翌、昭和45年に発売した「女のブルース」は、オリコンシングルチャートで8週連続1位を獲得する大ヒットとなり、同年3月にリリースしたファーストアルバム『新宿の女/“演歌の星”藤圭子のすべて』は、オリコンチャート20週連続1位、7月発売のセカンドアルバム『女のブルース』は、17週連続1位を記録した。作家の五木寛之が「1970年のデビューアルバムを聴いたときの衝撃は忘れがたい。これは「演歌」でも、「艶歌」でもなく、まちがいなく「怨歌」だと感じた」と評したのは有名な話だ。藤圭子は、五木の原作をテレビドラマ化した昭和46年放送の「涙の河をふり返れ~艶歌より」に出演している。また、同じく五木原作の昭和56年のテレビドラマ「新・海峡物語」にも出演しているが、このドラマは、引退した藤圭似子のカムバックを素材にしている。昭和54年に一時期引退していたが、昭和56年には藤圭似子の名で復帰した。その後、藤圭子に芸名を戻している。2作共通の主人公で、〝演歌の竜〟と呼ばれるレコード・ディレクターを演じていたのは芦田伸介である。
そして昭和45年に創設された日本歌謡大賞の第1回大賞を受賞した。同年の日本レコード大賞ではザ・ドリフターズの「ドリフのズンドコ節」と共に、大衆賞を受賞している。ちなみにレコード大賞は、菅原洋一の「今日でお別れ」、最優秀新人賞は、にしきのあきら(現・錦野旦)の「もう恋なのか」だった。さらに、日本雑誌記者会・芸能記者クラブにより設立されたゴールデン・アロー賞では、演歌歌手として初の大賞に輝いた。昭和38年度第1回の大賞受賞者は江利チエミで、新人賞は舟木一夫だった。
同年にNHK紅白歌合戦に「圭子の夢は夜ひらく」で初登場し、通算5回出場している。その年の初出場組には、和田アキ子、ちあきなおみ、辺見マリ、ヒデとロザンナ、にしきのあきら、フォーリーブスらがいる。
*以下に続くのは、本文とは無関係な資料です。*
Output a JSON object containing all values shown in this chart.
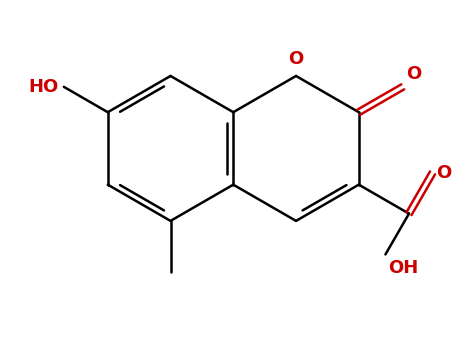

70年安保の屈折した世代にも人気があった藤圭子。他の歌手のヒット曲も多くカバーしており、本家を凌駕する歌唱力と評判で、藤圭子の巧みな表現力での歌唱が、屈折した心にも響いたのであろう。どこか、ちあきなおみと似ている。さて、今聴きたい藤圭子の1曲として挙げるならば、4枚目のシングル「命預けます」だろうか。今でも、多くの歌手が藤圭子の歌をカバーしているが、この曲は藤圭子にしか歌えない、と個人的には感じている。
今回も5人の歌手たちのプロマイドを選びに、マルベル堂へと出かけたのだが、1枚だけ選ぶのは、酷な作業でもあり、その時代をよみがえらせる楽しい時間でもある。沖田浩之41版、城卓也59版、仲宗根美樹92版、松山恵子39版、藤圭子60版のプロマイドがマルベル堂には所蔵されている。
次回はいよいよ、最後の5名の登場となるが、候補者はまだ20名ほどいる。この特集では、昨今のテレビなどではなかなか紹介される機会が少ない、と個人的に感じている歌手ということを意識しながらセレクトしているので、読者の方々にとっては不満の残る人選かもしれない。ご容赦願いたい。第三弾の公開は5月30日の予定。